Osteoarthritis (OA) is the most common form of arthritis. It is characterized by degeneration of the articular cartilage (the gristle that caps the end of long bones in a joint) and, ultimately, joint destruction. OA is a major cause of disability in older adults and the prevalence of the condition is expected to increase over the next 20 years with the graying of the population. In fact, it has been estimated that more than 100, 000o Americans cannot transfer from their bed to the bathroom as a result of osteoarthritis of the hip or knee.



The burden of OA is made worse by the inadequacies of current therapies.

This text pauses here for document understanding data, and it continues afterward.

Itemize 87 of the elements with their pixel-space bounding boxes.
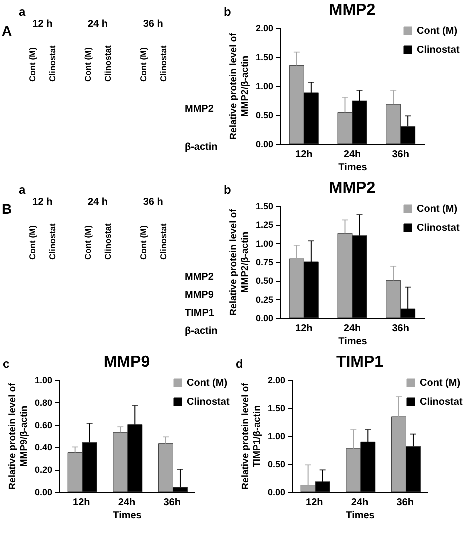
text: Cont (M)	[138, 225, 148, 260]
y-tick-label: 1.50	[268, 404, 286, 414]
y-axis-title: Relative protein level of MMP2/β-actin	[228, 208, 251, 316]
y-tick-label: 0.00	[34, 488, 52, 498]
y-axis-title: Relative protein level of MMP9/β-actin	[7, 382, 30, 490]
chart-title: MMP2	[329, 2, 376, 19]
y-tick-label: 2.00	[268, 376, 286, 386]
legend-label: Clinostat	[187, 397, 230, 408]
x-axis-title: Times	[338, 162, 368, 174]
x-tick-label: 24h	[351, 498, 369, 508]
x-tick-label: 12h	[73, 498, 90, 508]
y-tick-label: 0.80	[34, 398, 52, 408]
text: A	[2, 23, 12, 39]
text: Clinostat	[48, 223, 58, 260]
category-label: β-actin	[185, 326, 218, 337]
y-axis-title: Relative protein level of TIMP1/β-actin	[240, 382, 263, 490]
x-axis-title: Times	[346, 510, 376, 522]
text: Clinostat	[158, 223, 168, 260]
y-tick-label: 1.25	[256, 220, 274, 230]
text: Cont (M)	[83, 47, 93, 82]
legend-label: Cont (M)	[420, 378, 461, 389]
y-tick-label: 1.00	[34, 376, 52, 386]
category-label: TIMP1	[185, 308, 214, 319]
x-axis-title: Times	[338, 336, 368, 348]
y-tick-label: 0.00	[256, 140, 274, 150]
category-label: 12 h	[32, 19, 53, 30]
y-tick-label: 0.50	[268, 460, 286, 470]
text: Cont (M)	[83, 225, 93, 260]
text: b	[224, 5, 232, 19]
legend-label: Clinostat	[417, 223, 460, 234]
text: b	[224, 183, 232, 197]
y-tick-label: 0.50	[256, 110, 274, 120]
y-tick-label: 0.40	[34, 442, 52, 453]
category-label: 24 h	[88, 19, 108, 30]
category-label: 36 h	[143, 19, 164, 30]
x-tick-label: 36h	[392, 150, 410, 160]
legend-label: Cont (M)	[187, 378, 228, 389]
y-tick-label: 0.60	[34, 420, 52, 430]
y-tick-label: 0.50	[256, 276, 274, 286]
legend-label: Cont (M)	[417, 204, 458, 215]
text: Clinostat	[103, 45, 113, 82]
category-label: MMP2	[185, 104, 214, 115]
text: a	[19, 183, 26, 197]
y-tick-label: 0.25	[256, 294, 274, 305]
text: Clinostat	[48, 45, 58, 82]
legend-label: Clinostat	[417, 45, 460, 56]
x-tick-label: 36h	[164, 498, 181, 508]
text: Clinostat	[103, 223, 113, 260]
text: B	[2, 201, 12, 217]
y-tick-label: 2.00	[256, 24, 274, 34]
x-tick-label: 12h	[296, 150, 313, 160]
y-tick-label: 0.00	[256, 314, 274, 324]
text: Cont (M)	[28, 47, 38, 82]
category-label: 12 h	[32, 197, 53, 208]
text: a	[19, 5, 26, 19]
legend-label: Cont (M)	[417, 26, 458, 37]
x-axis-title: Times	[113, 510, 142, 522]
text: Clinostat	[158, 45, 168, 82]
text: Cont (M)	[138, 47, 148, 82]
x-tick-label: 12h	[306, 498, 324, 508]
x-tick-label: 36h	[396, 498, 414, 508]
y-tick-label: 1.50	[256, 52, 274, 62]
category-label: 36 h	[143, 197, 164, 208]
text: d	[236, 357, 244, 371]
x-tick-label: 24h	[118, 498, 136, 508]
x-tick-label: 12h	[296, 324, 313, 334]
category-label: β-actin	[185, 142, 218, 153]
y-tick-label: 0.75	[256, 258, 274, 268]
chart-title: MMP9	[104, 354, 150, 371]
chart-title: TIMP1	[336, 354, 384, 371]
x-tick-label: 24h	[344, 324, 362, 334]
category-label: 24 h	[88, 197, 108, 208]
y-tick-label: 1.00	[268, 432, 286, 442]
y-axis-title: Relative protein level of MMP2/β-actin	[228, 32, 251, 140]
y-tick-label: 0.00	[268, 488, 286, 498]
x-tick-label: 36h	[392, 324, 410, 334]
chart-title: MMP2	[329, 180, 376, 197]
y-tick-label: 1.00	[256, 238, 274, 249]
y-tick-label: 0.20	[34, 465, 52, 476]
text: c	[3, 357, 10, 371]
category-label: MMP9	[185, 290, 214, 301]
x-tick-label: 24h	[344, 150, 362, 160]
text: Cont (M)	[28, 225, 38, 260]
y-tick-label: 1.50	[256, 202, 274, 212]
category-label: MMP2	[185, 272, 214, 283]
y-tick-label: 1.00	[256, 82, 274, 92]
legend-label: Clinostat	[420, 397, 464, 408]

Non drug and various drug treatments are used for early OA, but protection of articular cartilage has so far not been available. Surgical intervention- meaning joint replacement- is often indicated when the symptoms cannot be controlled and the disease progresses.

Because this is such a significant public health problem- ranking among the top ten diseases chronic diseases impacting society- it has been an attractive target for researchers as well as clinicians specializing in arthritis.

A potentially valuable tool has been multipotent adult mesenchymal stem cells (MSCs), obtained from the bone marrow of normal adults. Many strategies have been studied and developed to possibly harness the ability of MSCs to differentiate into cartilage cells.

Osteoarthritis is a complicated disease. Cartilage cells, called chondrocytes, produce and secrete enzymes, such as matrix metalloproteinases and aggrecanases, which corrode cartilage.

Interleukin 1 (IL-1) is an inflammatory chemical messenger which makes these enzymes cause more damage. Stimulation of these factors leads to damage to cartilage through both reduced synthesis as well as accelerated breakdown. Other inflammatory messengers such as tumor necrosis factor are also involved in cartilage breakdown and, along with mechanical factors lead to worsening of the disease.

Despite much research into development of inhibitors of these molecules for use in treating OA, success with prevention of cartilage breakdown or with cartilage restoration has not been achieved.

That is why MSCs have been attractive. MSCs are cells that can be stimulated to differentiate along specific pathways, including cartilage production. In contrast to existing cartilage tissue which needs to be surgically harvested from non-weight-bearing cartilage, MSCs can be harvested from bone marrow.

Some evidence exists that tissue damage in osteoarthritis is due to depletion of MSC populations.

So why haven't MSCs been used for OA treatment already?

First, questions exist as to whether MSCs obtained from patient with OA differ functionally from those of healthy people.

Also, age-dependent decline in the differentiation capability of MSCs has been reported by some investigators.

However, it should be pointed out that when MSCs are harvested and concentrated properly, enough MSCs with adequate differentiation potential can be isolated from patients with OA, irrespective of their age or the cause of their disease. These results indicate that MSCs for regeneration of cartilage in patients with OA is practical as well as feasible.

How to deliver stem cells is the biggest question. Direct into the joint injection of MSCs is, technically, the simplest approach to OA therapy. Unfortunately, there is no guarantee and even less data to support the effectiveness of this approach.

Compared with direct into the joint injection, MSC application to cartilage surfaces using a scaffold offers more control. The scaffold may consist of either natural or synthetic material. (The scaffold technique is the one advocated and used at the Arthritis and Osteoporosis Center of Maryland (301) 694-5800)

Another possible approach: MSCs can be introduced with various viral vectors. This permits delivery of genes that encode proteins that could potentially reverse some of the damage in OA.